Maya: My mother, Vivian Baxter. There are great parents of small children—they keep their little hair in bows—but those parents are not always good parents of young adults. As soon as their children get up to some size, it's "Shut up, sit down, you talk too much, keep your distance, I'll send you to Europe!" My mom was a terrible parent of small children but a great parent of young adults. She'd talk to me as if I had some sense.

Oprah: I always thought that I would be that way. I don't know what to do with babies.

Maya: Yes. When I was 16, I told my stepdad that I was pregnant, and he asked me how far along I was. "I have three weeks," I said. He thought I said I was three weeks pregnant, so he phoned my mom up in Alaska [to tell her]. When she came down, she looked at me and said, "You're more than any three weeks pregnant." I said, "No, I'm going to have the baby in three weeks." She said, "Draw me a bath, please." And I drew a bath. She got in the bathtub and said, "Come in—and bring the cigarettes." It was the first time I had seen her naked. "Would you like a cigarette?" she asked me. "Yes," I said. "Then have it." And she sat back in her bath.
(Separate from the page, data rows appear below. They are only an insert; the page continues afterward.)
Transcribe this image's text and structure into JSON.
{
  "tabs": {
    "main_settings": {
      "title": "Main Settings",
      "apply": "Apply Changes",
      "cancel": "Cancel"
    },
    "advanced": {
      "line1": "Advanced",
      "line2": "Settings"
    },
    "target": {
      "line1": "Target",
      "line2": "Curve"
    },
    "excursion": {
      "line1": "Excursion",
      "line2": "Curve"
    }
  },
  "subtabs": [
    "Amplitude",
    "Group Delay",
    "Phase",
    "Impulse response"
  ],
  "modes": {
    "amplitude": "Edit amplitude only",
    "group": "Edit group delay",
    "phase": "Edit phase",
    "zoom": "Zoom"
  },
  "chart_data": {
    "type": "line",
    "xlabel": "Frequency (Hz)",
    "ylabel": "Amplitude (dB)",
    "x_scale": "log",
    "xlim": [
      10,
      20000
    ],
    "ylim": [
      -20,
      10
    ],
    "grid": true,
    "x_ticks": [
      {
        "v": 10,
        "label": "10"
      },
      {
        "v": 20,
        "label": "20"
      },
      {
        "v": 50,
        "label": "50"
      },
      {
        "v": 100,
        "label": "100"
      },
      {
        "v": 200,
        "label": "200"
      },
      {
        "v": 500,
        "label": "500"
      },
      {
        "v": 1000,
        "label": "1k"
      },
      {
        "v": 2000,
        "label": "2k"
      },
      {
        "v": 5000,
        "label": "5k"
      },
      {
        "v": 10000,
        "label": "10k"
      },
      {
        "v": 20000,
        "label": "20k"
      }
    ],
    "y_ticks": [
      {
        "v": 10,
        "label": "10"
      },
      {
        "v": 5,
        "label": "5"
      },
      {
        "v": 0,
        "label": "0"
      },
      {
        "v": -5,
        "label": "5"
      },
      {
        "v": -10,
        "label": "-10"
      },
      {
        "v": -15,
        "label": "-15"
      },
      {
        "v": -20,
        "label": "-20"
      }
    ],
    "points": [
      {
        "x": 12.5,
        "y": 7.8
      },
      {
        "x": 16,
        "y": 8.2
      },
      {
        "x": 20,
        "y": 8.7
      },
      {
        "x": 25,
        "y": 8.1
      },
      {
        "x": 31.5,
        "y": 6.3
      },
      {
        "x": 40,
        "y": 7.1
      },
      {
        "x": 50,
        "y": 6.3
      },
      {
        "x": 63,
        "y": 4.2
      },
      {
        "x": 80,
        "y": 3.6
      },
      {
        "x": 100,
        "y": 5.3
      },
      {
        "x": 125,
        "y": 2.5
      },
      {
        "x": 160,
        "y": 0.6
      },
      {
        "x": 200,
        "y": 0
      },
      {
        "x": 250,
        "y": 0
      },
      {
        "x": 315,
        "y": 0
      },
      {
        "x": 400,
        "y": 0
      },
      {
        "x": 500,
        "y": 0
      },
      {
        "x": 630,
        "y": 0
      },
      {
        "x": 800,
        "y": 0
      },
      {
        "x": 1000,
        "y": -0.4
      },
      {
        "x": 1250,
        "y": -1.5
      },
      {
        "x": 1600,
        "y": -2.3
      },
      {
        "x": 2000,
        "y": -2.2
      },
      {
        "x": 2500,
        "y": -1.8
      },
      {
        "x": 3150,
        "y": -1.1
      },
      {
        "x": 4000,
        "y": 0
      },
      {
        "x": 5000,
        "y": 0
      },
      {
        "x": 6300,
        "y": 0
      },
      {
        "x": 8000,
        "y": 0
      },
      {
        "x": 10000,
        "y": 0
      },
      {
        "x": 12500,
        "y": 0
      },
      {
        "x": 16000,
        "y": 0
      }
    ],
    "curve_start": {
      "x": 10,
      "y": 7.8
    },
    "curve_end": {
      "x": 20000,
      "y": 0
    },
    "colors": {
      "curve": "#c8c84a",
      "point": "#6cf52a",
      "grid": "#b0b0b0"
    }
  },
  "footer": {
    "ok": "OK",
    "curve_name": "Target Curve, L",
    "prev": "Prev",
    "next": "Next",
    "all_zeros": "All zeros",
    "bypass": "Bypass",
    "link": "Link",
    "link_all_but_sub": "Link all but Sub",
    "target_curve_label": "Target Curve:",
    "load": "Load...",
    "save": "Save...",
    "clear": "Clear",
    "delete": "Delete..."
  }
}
Oprah: This was your mother's reaction to your pregnancy?

Maya: Exactly. She said, "Do you love the boy?" I said no. She said, "Does he love you?" I said no. She said, "Then there's no reason to ruin three lives! We're going to have a baby." That's Vivian Baxter. From then on, she was just incredible as a parent.

Oprah: And this was in the fifties?

Maya: The forties. She taught me so much. And then, because I had two jobs and my son, and I was living in a room with cooking privileges, my mom would invite me over once a month so she could cook these fantastic meals for me—I wouldn't take any money from anybody. And once, we walked down to the pickle factory at the foot of the hill, where the air was redolent with mustard and vinegar—"Baby, you know something?" my mother said to me. "I think you're the greatest woman I've ever met—and I'm not including my mother or Mrs. Eleanor Roosevelt in that."

Oprah: How old were you?

Maya: Maybe 23. This was all during my birthing period. And Mom had on silver fox furs arched up over her back. She had on big diamond earrings and lots of lipstick. She said, "You are very intelligent and you're very kind, and those two qualities do not often go together. Give me a kiss." And I kissed her. Then she went across the street and got in her car, and I went the other way down to the streetcar. When I got on, I went to the very back and sat there. I thought, "Suppose she's right. She's intelligent—and she's too mean to lie." You see, a parent has the chance—and maybe the responsibility—to liberate her child. And my mom had liberated me when I was 17. When I moved out, she had said, "All right, you've been raised, so don't let anybody else raise you. You know the difference between right and wrong. Do right. And remember—you can always come home." And she continued to liberate me until she died.